Bikes. I have two of them. Light and rigid and 29" and slightly heavy and half suspended and 27.5+. No matter what I do, both of those bikes have to be ready by the next weekend to take to the Trans-Sylvania Epic, meaning I have five (or six) days to have all my shit together... while still going to work and trying to live a normal life. I lean towards rigid for the 111 and suspended and chubby for the 55.5, despite how much bike carrying I'll be doing at the latter.
But maybe I'll beat myself up too much on the first day because I'm still waiting for my shoulder and thumb to be closer to healed up than they are now.
Recovery. When I was given the Mio Fuse heart rate monitor, I figured it would be for racing only to keep myself from burning all my matches too early. Maybe I would use it for some "training" just to see what my body is doing, since I really don't have a clue what's going on in there. Seems like having a baseline for reference would be a good idea, and certainly better than no idea. The last time I had a heart rate monitor, Macarena was number one on the Billboard Singles Chart, so what I think I know is almost useless.
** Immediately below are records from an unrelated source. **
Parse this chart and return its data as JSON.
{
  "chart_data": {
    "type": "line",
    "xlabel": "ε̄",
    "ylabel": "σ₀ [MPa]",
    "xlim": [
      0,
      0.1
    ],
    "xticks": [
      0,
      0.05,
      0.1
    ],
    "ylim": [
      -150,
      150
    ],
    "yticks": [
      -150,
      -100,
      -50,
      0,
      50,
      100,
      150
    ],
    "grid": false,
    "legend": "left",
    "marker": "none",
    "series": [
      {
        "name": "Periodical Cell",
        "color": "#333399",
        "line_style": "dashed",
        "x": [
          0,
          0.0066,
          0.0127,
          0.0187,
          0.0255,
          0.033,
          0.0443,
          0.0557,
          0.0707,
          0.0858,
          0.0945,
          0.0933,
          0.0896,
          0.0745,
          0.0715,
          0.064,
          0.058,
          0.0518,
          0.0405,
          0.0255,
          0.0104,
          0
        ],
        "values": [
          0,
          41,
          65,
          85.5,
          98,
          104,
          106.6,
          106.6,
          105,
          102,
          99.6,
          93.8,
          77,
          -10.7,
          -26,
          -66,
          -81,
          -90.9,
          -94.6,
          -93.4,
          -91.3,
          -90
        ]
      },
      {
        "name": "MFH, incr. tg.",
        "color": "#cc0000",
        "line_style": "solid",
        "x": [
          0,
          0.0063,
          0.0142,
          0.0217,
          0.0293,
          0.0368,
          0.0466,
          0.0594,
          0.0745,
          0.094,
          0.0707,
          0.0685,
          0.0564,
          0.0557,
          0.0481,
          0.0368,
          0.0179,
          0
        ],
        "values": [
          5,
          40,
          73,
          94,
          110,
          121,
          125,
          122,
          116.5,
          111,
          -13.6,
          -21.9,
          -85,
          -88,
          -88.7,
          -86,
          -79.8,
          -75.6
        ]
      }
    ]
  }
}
One interesting feature of the Mio Fuse is its ability to monitor sleep. Just for giggling shits, I wore it to bed the second night that it was in my possession (because it took me a day to finally read the manual to see why I couldn't get anything to work correctly).
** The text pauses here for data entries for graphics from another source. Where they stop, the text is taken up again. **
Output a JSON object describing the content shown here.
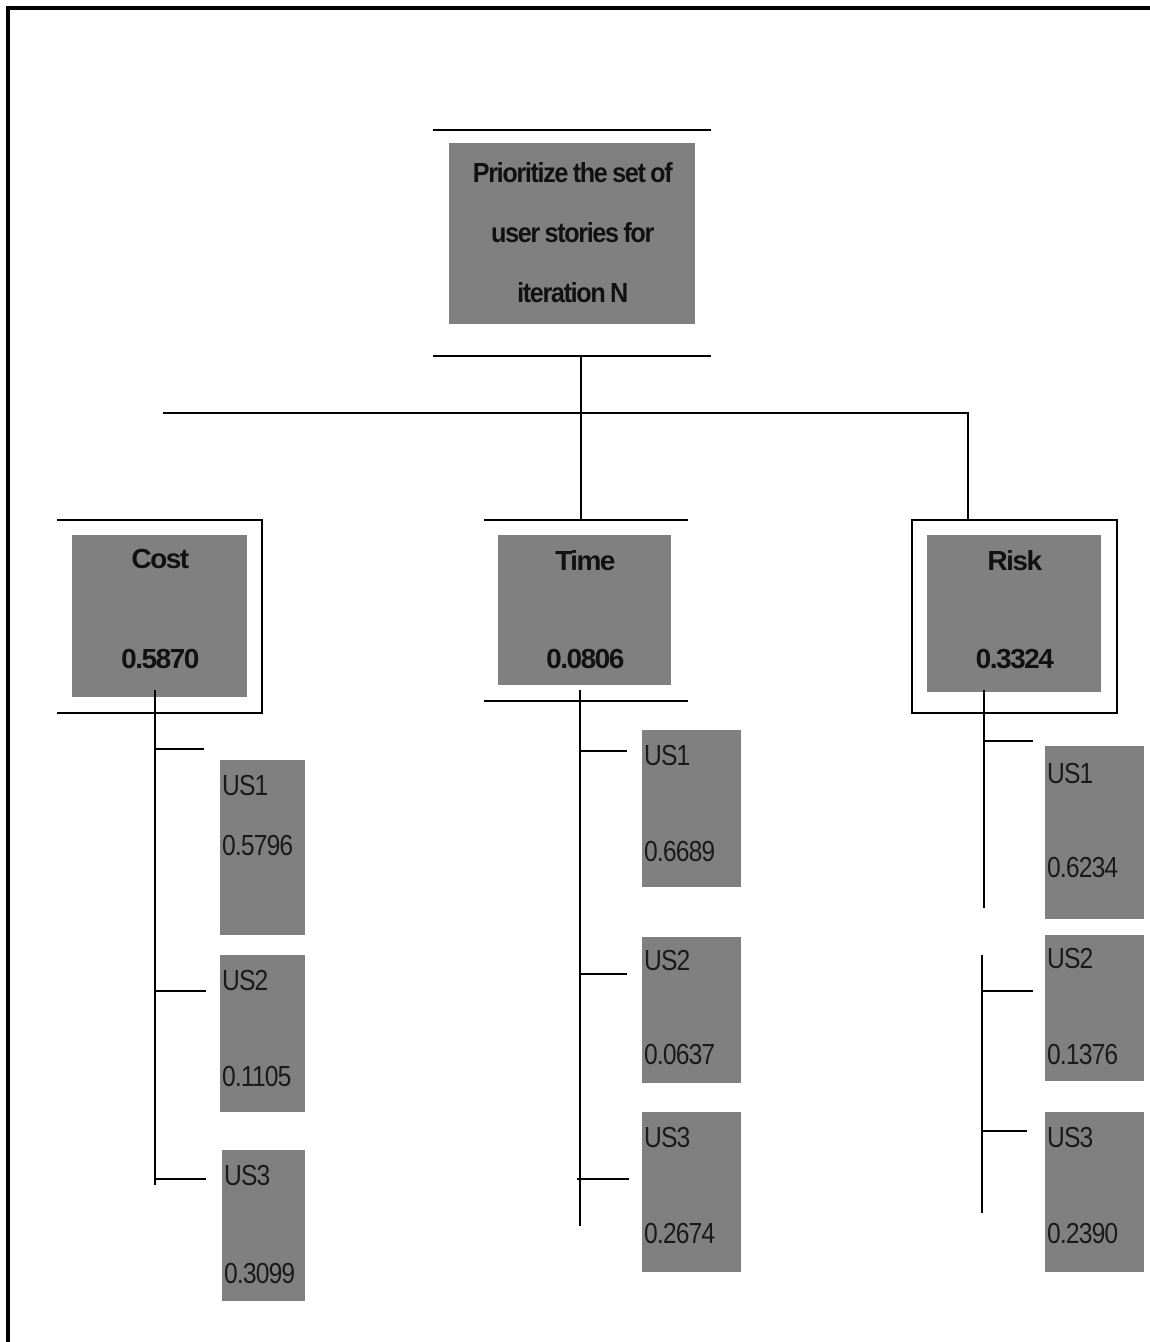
{
  "root": {
    "lines": [
      "Prioritize the set of",
      "user stories for",
      "iteration N"
    ]
  },
  "criteria": [
    {
      "name": "Cost",
      "value": "0.5870",
      "stories": [
        {
          "label": "US1",
          "value": "0.5796"
        },
        {
          "label": "US2",
          "value": "0.1105"
        },
        {
          "label": "US3",
          "value": "0.3099"
        }
      ]
    },
    {
      "name": "Time",
      "value": "0.0806",
      "stories": [
        {
          "label": "US1",
          "value": "0.6689"
        },
        {
          "label": "US2",
          "value": "0.0637"
        },
        {
          "label": "US3",
          "value": "0.2674"
        }
      ]
    },
    {
      "name": "Risk",
      "value": "0.3324",
      "stories": [
        {
          "label": "US1",
          "value": "0.6234"
        },
        {
          "label": "US2",
          "value": "0.1376"
        },
        {
          "label": "US3",
          "value": "0.2390"
        }
      ]
    }
  ],
  "colors": {
    "box_fill": "#808080",
    "line": "#000000",
    "background": "#ffffff"
  }
}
Night one: Thursday before PMBAR
Night two: Friday before PMBAR
I didn't bother the night before PMBAR or the night after. Sleeping in Watts's Adventure Wagon was too much of a variable to be considered. I was sure sleeping next to him would be too much excite anyways.
Sunday after PMBAR
Monday after PMBAR
Anyways, what's it all mean?
I know that sleep is important for recovery, especially for old people, and that resting heart rate is a good indicator of fitness and recovery. This is a piece of information that has been missing in the past, and to some degree, largely ignored when it comes to when to "train," when to rest, and when I'm actually ready to race. I guess I find this all fascinating, being the last time I used a heart rate monitor and paid attention to things, I was more than 20 years younger. A totally different organism.
The hard part of actually incorporating this information into my "plan" is that I get the information when I wake up. If I planned on riding any extra miles before work, I've already gotten up at 5:30AM. Am I supposed to "sync" the Fuse to my phone, see how last night went, and then decide to go back to bed if things look like ass? Those morning rides are also planned around weather (as predicted the night before and actual when I get up), so I might be good to go, but not the conditions not so much.
I have no way of knowing whether or not I ride too much or too little on a weekly basis. Seeing what others are up to through social media certainly makes me feel that my efforts are inadequate, but I'm only seeing the glamorous side of things. The big mountain rides, the road centuries, pain caves... that sort of thing. I don't know if ten hours a week is enough or twenty too many, especially when some of those rides are only 25 minutes long (and deliveries at work are thrown in there too). Ahhh... fuck me. Resting heart rate and dead legs may be my only indicators.
So yeah, at least for the month of May when I'll be pretty crammed with racing, I might keep my eye on this... because I can literally do this in my sleep.
Any other factors to consider regarding those two races? Besides bike selection, getting ready for TSE, injuries, and proper recovery, there's always weather, attitude, apathy and things in life like the fact that the part for the Honda Fit of Rage airbag recall is in, so if I don't want my car to be a death trap... maybe I fit that in there too?
Of course, there is a weekend between now and then. Get in some good miles or have a gooder time?
I don't think a coach would be able to help me here. Coaches hate fun.